Mildred Aldrich

Mildred Aldrich

Mildred Aldrich was born in Providence, Rhode Island, in 1853. After graduating from Everett High School in 1872 she taught elementary school in Boston, Massachusetts.

Aldrich began her career as a journalist with the Boston Home Journal and later contributed to Arena, and the Boston Herald. For a short period in 1892 she also edited the magazine, The Mahogany Tree.

In 1898 Aldrich moved to France and while living in Paris became a close friend of Gertrude Stein. Aldrich worked as a foreign correspondent and newspaper critic until retiring to Huiry, a village on the outskirts of Paris. She wrote to Stein in June 1914: "It will be the bloodiest affair the world has ever seen - a war in the air, under the sea as well as on it, and carried out with the most effective man-slaughtering machines ever used in battle."

During the First World War Aldrich wrote A Hilltop on the Marne (1915), a book based on her journal entries (3rd June - 8th September 1914) and on letters she wrote to Gertrude Stein. The book sold well in the United States and she followed it with On the Edge of the War Zone (1917), The Peak of the Load (1918) and When Johnny Comes Marching Home (1919).

The French government believed that Aldrich's work helped persuade the US government to declare war on Germany and in 1922 was awarded the Legion of Honour.

Mildred Aldrich died in Huiry, France, on 19th February, 1928.

© , September 1997 - April 2014

Primary Sources

(1) Mildred Aldrich, letter to Gertrude Stein (June, 1914)

It will be the bloodiest affair the world has ever seen - a war in the air, under the sea as well as on it, and carried out with the most effective man-slaughtering machines ever used in battle.

(2) Mildred Aldrich was living in France when Germany invaded in August 1914.

A dozen times during the afternoon I went into the study and tried to read. Little groups of old men, women, and children were in the road, mounted on the barricade which the English had left. I could hear the murmur of their voices. In vain I tried to stay indoors.
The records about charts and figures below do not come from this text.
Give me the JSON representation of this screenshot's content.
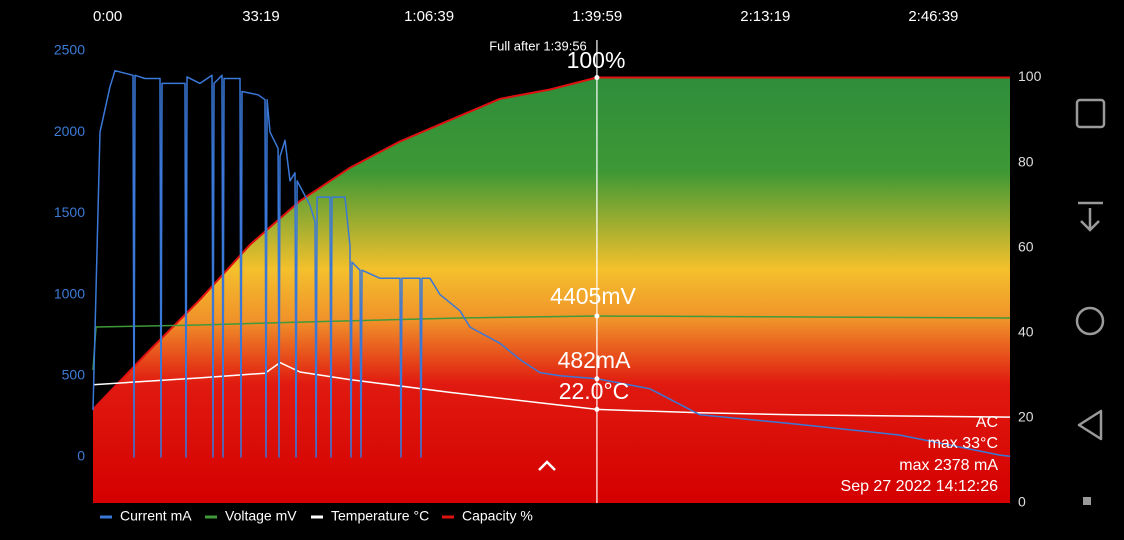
{
  "chart_data": {
    "type": "line",
    "xlim": [
      0,
      10911
    ],
    "xticks": [
      {
        "value": 0,
        "label": "0:00"
      },
      {
        "value": 1999,
        "label": "33:19"
      },
      {
        "value": 3999,
        "label": "1:06:39"
      },
      {
        "value": 5999,
        "label": "1:39:59"
      },
      {
        "value": 7999,
        "label": "2:13:19"
      },
      {
        "value": 9999,
        "label": "2:46:39"
      }
    ],
    "ylim": [
      -283,
      2598
    ],
    "yticks": [
      0,
      500,
      1000,
      1500,
      2000,
      2500
    ],
    "ytick_color": "#3d7bd6",
    "y2lim": [
      0,
      110
    ],
    "y2ticks": [
      0,
      20,
      40,
      60,
      80,
      100
    ],
    "y3lim": [
      2705,
      6960
    ],
    "series": [
      {
        "name": "Current mA",
        "color": "#3a78d8",
        "axis": "y",
        "x": [
          0,
          83,
          202,
          262,
          476,
          488,
          500,
          619,
          797,
          809,
          821,
          1095,
          1107,
          1119,
          1273,
          1416,
          1428,
          1440,
          1535,
          1547,
          1559,
          1749,
          1761,
          1773,
          1964,
          2047,
          2059,
          2071,
          2106,
          2202,
          2213,
          2225,
          2285,
          2344,
          2404,
          2416,
          2428,
          2582,
          2642,
          2654,
          2666,
          2820,
          2832,
          2844,
          2999,
          3058,
          3070,
          3082,
          3177,
          3189,
          3201,
          3415,
          3653,
          3665,
          3677,
          3891,
          3903,
          3915,
          4010,
          4129,
          4367,
          4486,
          4843,
          5081,
          5319,
          5557,
          5996,
          6628,
          7223,
          8413,
          9603,
          10793,
          10911
        ],
        "values": [
          290,
          2000,
          2280,
          2378,
          2350,
          0,
          2350,
          2330,
          2330,
          0,
          2300,
          2300,
          0,
          2340,
          2300,
          2350,
          0,
          2300,
          2350,
          0,
          2330,
          2330,
          0,
          2250,
          2230,
          2200,
          0,
          2200,
          2000,
          1900,
          0,
          1850,
          1950,
          1700,
          1750,
          0,
          1700,
          1550,
          1450,
          0,
          1600,
          1600,
          0,
          1600,
          1600,
          1300,
          0,
          1200,
          1150,
          0,
          1150,
          1100,
          1100,
          0,
          1100,
          1100,
          0,
          1100,
          1100,
          1000,
          900,
          800,
          700,
          600,
          520,
          500,
          482,
          420,
          260,
          200,
          135,
          12,
          5
        ]
      },
      {
        "name": "Voltage mV",
        "color": "#3f9a3a",
        "axis": "y3",
        "x": [
          0,
          36,
          1273,
          2463,
          4367,
          5996,
          10911
        ],
        "values": [
          3914,
          4305,
          4323,
          4350,
          4387,
          4405,
          4387
        ]
      },
      {
        "name": "Temperature °C",
        "color": "#ffffff",
        "axis": "y2",
        "x": [
          0,
          1273,
          2047,
          2225,
          2463,
          3058,
          4248,
          5996,
          7223,
          8413,
          10911
        ],
        "values": [
          27.8,
          29.4,
          30.5,
          33,
          30.8,
          29,
          26,
          22,
          21.2,
          20.7,
          20.2
        ]
      },
      {
        "name": "Capacity %",
        "color": "#e01010",
        "axis": "y2",
        "x": [
          0,
          678,
          1273,
          1868,
          2463,
          3058,
          3653,
          4248,
          4843,
          5438,
          5996,
          10911
        ],
        "values": [
          22,
          36,
          47.8,
          60.7,
          71,
          78.8,
          85,
          90,
          95,
          97.2,
          100,
          100
        ]
      }
    ],
    "annotations": [
      "Full after 1:39:56",
      "100%",
      "4405mV",
      "482mA",
      "22.0°C"
    ],
    "info": [
      "AC",
      "max 33°C",
      "max 2378 mA",
      "Sep 27 2022 14:12:26"
    ]
  }
}
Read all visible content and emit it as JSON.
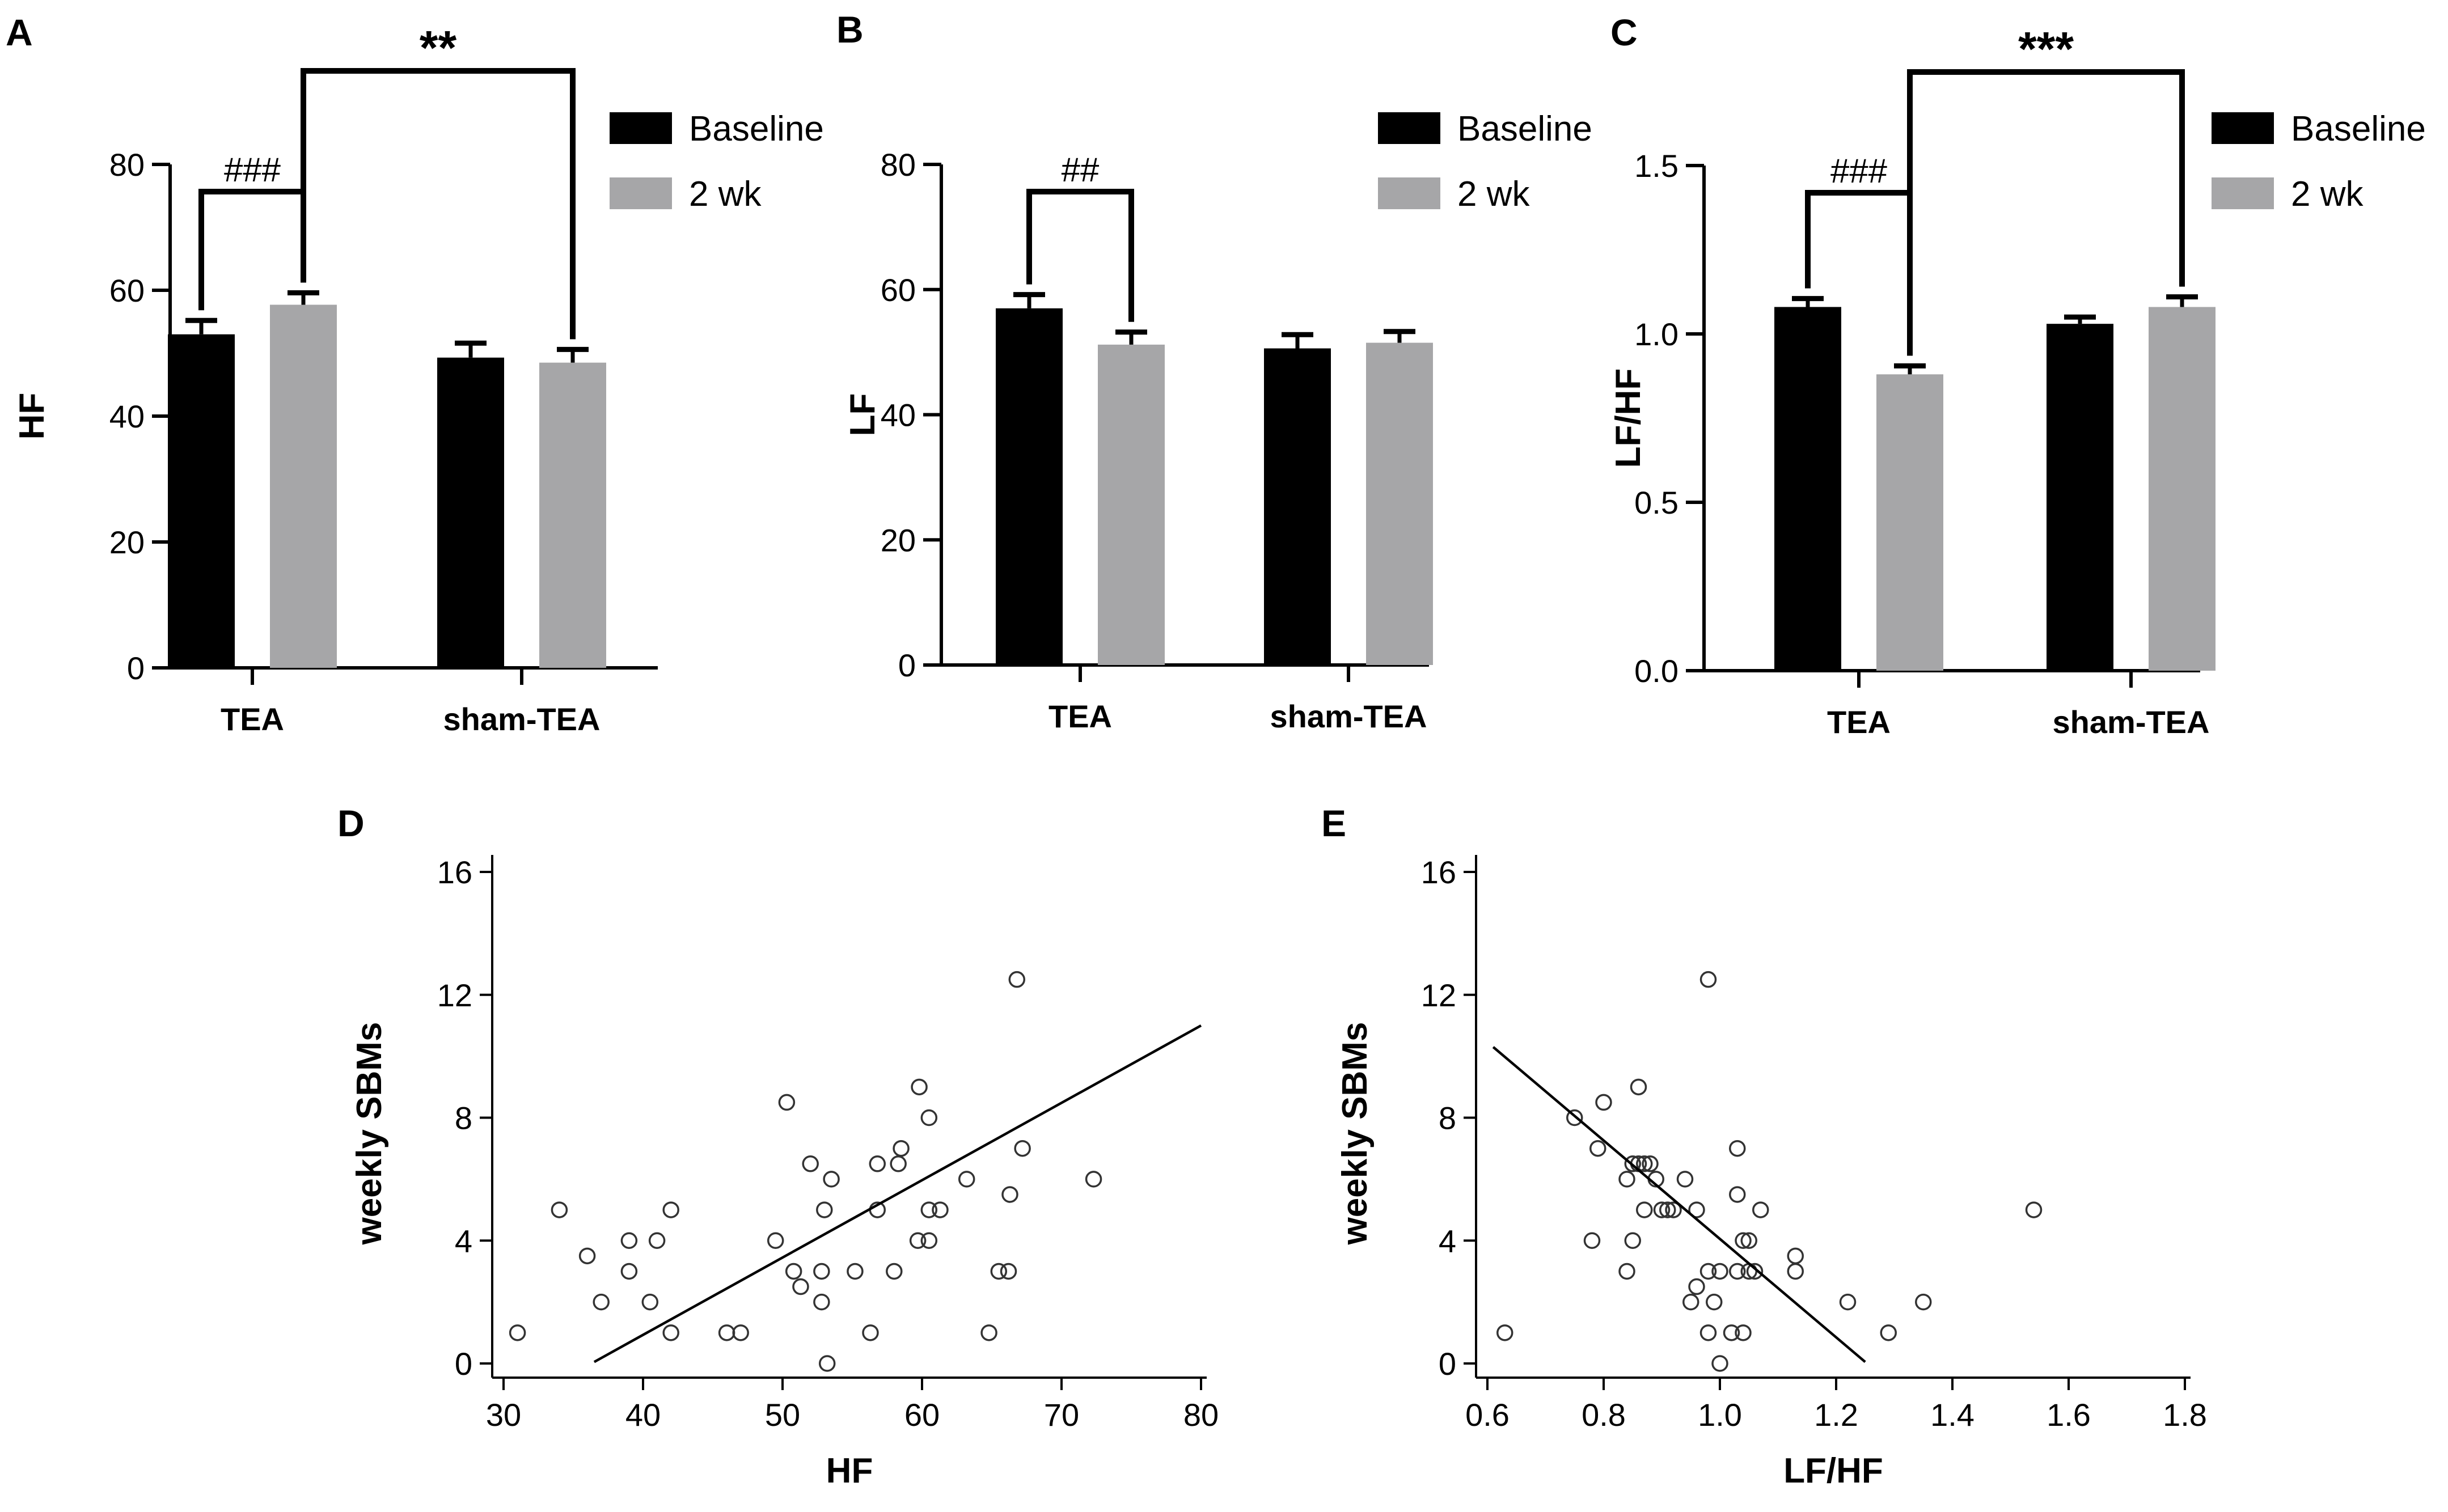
{
  "colors": {
    "baseline": "#000000",
    "two_wk": "#a6a6a8",
    "axis": "#000000",
    "marker": "#333333"
  },
  "chart_data": [
    {
      "id": "A",
      "panel_label": "A",
      "type": "bar",
      "categories": [
        "TEA",
        "sham-TEA"
      ],
      "series": [
        {
          "name": "Baseline",
          "values": [
            53,
            49.3
          ],
          "errors": [
            2.2,
            2.3
          ]
        },
        {
          "name": "2 wk",
          "values": [
            57.7,
            48.5
          ],
          "errors": [
            1.9,
            2.1
          ]
        }
      ],
      "ylabel": "HF",
      "xlabel": "",
      "ylim": [
        0,
        80
      ],
      "yticks": [
        "0",
        "20",
        "40",
        "60",
        "80"
      ],
      "legend_position": "top-right",
      "annotations": [
        {
          "text": "###",
          "from": [
            0,
            0
          ],
          "to": [
            0,
            1
          ]
        },
        {
          "text": "**",
          "from": [
            0,
            1
          ],
          "to": [
            1,
            1
          ]
        }
      ]
    },
    {
      "id": "B",
      "panel_label": "B",
      "type": "bar",
      "categories": [
        "TEA",
        "sham-TEA"
      ],
      "series": [
        {
          "name": "Baseline",
          "values": [
            57,
            50.6
          ],
          "errors": [
            2.2,
            2.2
          ]
        },
        {
          "name": "2 wk",
          "values": [
            51.2,
            51.5
          ],
          "errors": [
            2.0,
            1.8
          ]
        }
      ],
      "ylabel": "LF",
      "xlabel": "",
      "ylim": [
        0,
        80
      ],
      "yticks": [
        "0",
        "20",
        "40",
        "60",
        "80"
      ],
      "legend_position": "top-right",
      "annotations": [
        {
          "text": "##",
          "from": [
            0,
            0
          ],
          "to": [
            0,
            1
          ]
        }
      ]
    },
    {
      "id": "C",
      "panel_label": "C",
      "type": "bar",
      "categories": [
        "TEA",
        "sham-TEA"
      ],
      "series": [
        {
          "name": "Baseline",
          "values": [
            1.08,
            1.03
          ],
          "errors": [
            0.025,
            0.02
          ]
        },
        {
          "name": "2 wk",
          "values": [
            0.88,
            1.08
          ],
          "errors": [
            0.025,
            0.03
          ]
        }
      ],
      "ylabel": "LF/HF",
      "xlabel": "",
      "ylim": [
        0,
        1.5
      ],
      "yticks": [
        "0.0",
        "0.5",
        "1.0",
        "1.5"
      ],
      "legend_position": "top-right",
      "annotations": [
        {
          "text": "###",
          "from": [
            0,
            0
          ],
          "to": [
            0,
            1
          ]
        },
        {
          "text": "***",
          "from": [
            0,
            1
          ],
          "to": [
            1,
            1
          ]
        }
      ]
    },
    {
      "id": "D",
      "panel_label": "D",
      "type": "scatter",
      "xlabel": "HF",
      "ylabel": "weekly SBMs",
      "xlim": [
        30,
        80
      ],
      "ylim": [
        0,
        16
      ],
      "xticks": [
        "30",
        "40",
        "50",
        "60",
        "70",
        "80"
      ],
      "yticks": [
        "0",
        "4",
        "8",
        "12",
        "16"
      ],
      "points": [
        [
          31,
          1
        ],
        [
          34,
          5
        ],
        [
          36,
          3.5
        ],
        [
          37,
          2
        ],
        [
          39,
          4
        ],
        [
          39,
          3
        ],
        [
          40.5,
          2
        ],
        [
          41,
          4
        ],
        [
          42,
          5
        ],
        [
          42,
          1
        ],
        [
          46,
          1
        ],
        [
          47,
          1
        ],
        [
          49.5,
          4
        ],
        [
          50.3,
          8.5
        ],
        [
          50.8,
          3
        ],
        [
          51.3,
          2.5
        ],
        [
          52,
          6.5
        ],
        [
          52.8,
          3
        ],
        [
          52.8,
          2
        ],
        [
          53,
          5
        ],
        [
          53.5,
          6
        ],
        [
          53.2,
          0
        ],
        [
          55.2,
          3
        ],
        [
          56.3,
          1
        ],
        [
          56.8,
          5
        ],
        [
          56.8,
          6.5
        ],
        [
          58,
          3
        ],
        [
          58.3,
          6.5
        ],
        [
          58.5,
          7
        ],
        [
          59.7,
          4
        ],
        [
          59.8,
          9
        ],
        [
          60.5,
          4
        ],
        [
          60.5,
          5
        ],
        [
          60.5,
          8
        ],
        [
          61.3,
          5
        ],
        [
          63.2,
          6
        ],
        [
          64.8,
          1
        ],
        [
          65.5,
          3
        ],
        [
          66.2,
          3
        ],
        [
          66.3,
          5.5
        ],
        [
          66.8,
          12.5
        ],
        [
          67.2,
          7
        ],
        [
          72.3,
          6
        ]
      ],
      "trendline": {
        "x": [
          36.5,
          80
        ],
        "y": [
          0.05,
          11
        ]
      }
    },
    {
      "id": "E",
      "panel_label": "E",
      "type": "scatter",
      "xlabel": "LF/HF",
      "ylabel": "weekly SBMs",
      "xlim": [
        0.6,
        1.8
      ],
      "ylim": [
        0,
        16
      ],
      "xticks": [
        "0.6",
        "0.8",
        "1.0",
        "1.2",
        "1.4",
        "1.6",
        "1.8"
      ],
      "yticks": [
        "0",
        "4",
        "8",
        "12",
        "16"
      ],
      "points": [
        [
          0.63,
          1
        ],
        [
          0.75,
          8
        ],
        [
          0.78,
          4
        ],
        [
          0.79,
          7
        ],
        [
          0.8,
          8.5
        ],
        [
          0.84,
          6
        ],
        [
          0.84,
          3
        ],
        [
          0.85,
          6.5
        ],
        [
          0.85,
          4
        ],
        [
          0.86,
          9
        ],
        [
          0.86,
          6.5
        ],
        [
          0.87,
          5
        ],
        [
          0.87,
          6.5
        ],
        [
          0.88,
          6.5
        ],
        [
          0.89,
          6
        ],
        [
          0.9,
          5
        ],
        [
          0.91,
          5
        ],
        [
          0.92,
          5
        ],
        [
          0.94,
          6
        ],
        [
          0.95,
          2
        ],
        [
          0.96,
          5
        ],
        [
          0.96,
          2.5
        ],
        [
          0.98,
          12.5
        ],
        [
          0.98,
          1
        ],
        [
          0.98,
          3
        ],
        [
          0.99,
          2
        ],
        [
          1.0,
          3
        ],
        [
          1.0,
          0
        ],
        [
          1.02,
          1
        ],
        [
          1.03,
          7
        ],
        [
          1.03,
          5.5
        ],
        [
          1.03,
          3
        ],
        [
          1.04,
          4
        ],
        [
          1.04,
          1
        ],
        [
          1.05,
          4
        ],
        [
          1.05,
          3
        ],
        [
          1.06,
          3
        ],
        [
          1.07,
          5
        ],
        [
          1.13,
          3.5
        ],
        [
          1.13,
          3
        ],
        [
          1.22,
          2
        ],
        [
          1.29,
          1
        ],
        [
          1.35,
          2
        ],
        [
          1.54,
          5
        ]
      ],
      "trendline": {
        "x": [
          0.61,
          1.25
        ],
        "y": [
          10.3,
          0.05
        ]
      }
    }
  ]
}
The thing was stronger than I, and in spite of myself, I would go out on the lawn and, field-glass in hand, watch the smoke. To my imagination every shot meant awful slaughter, and between me and the terrible thing stretched a beautiful country, as calm in the sunshine as if horrors were not.

It was just about six o'clock when the first bomb that we could really see came over the hill. The sun was setting. For two hours we saw them rise, descend, explode. Then a little smoke would rise from one hamlet, then from another; then a tiny flame - hardly more than a spark - would be visible; and by dark the whole plain was on fire.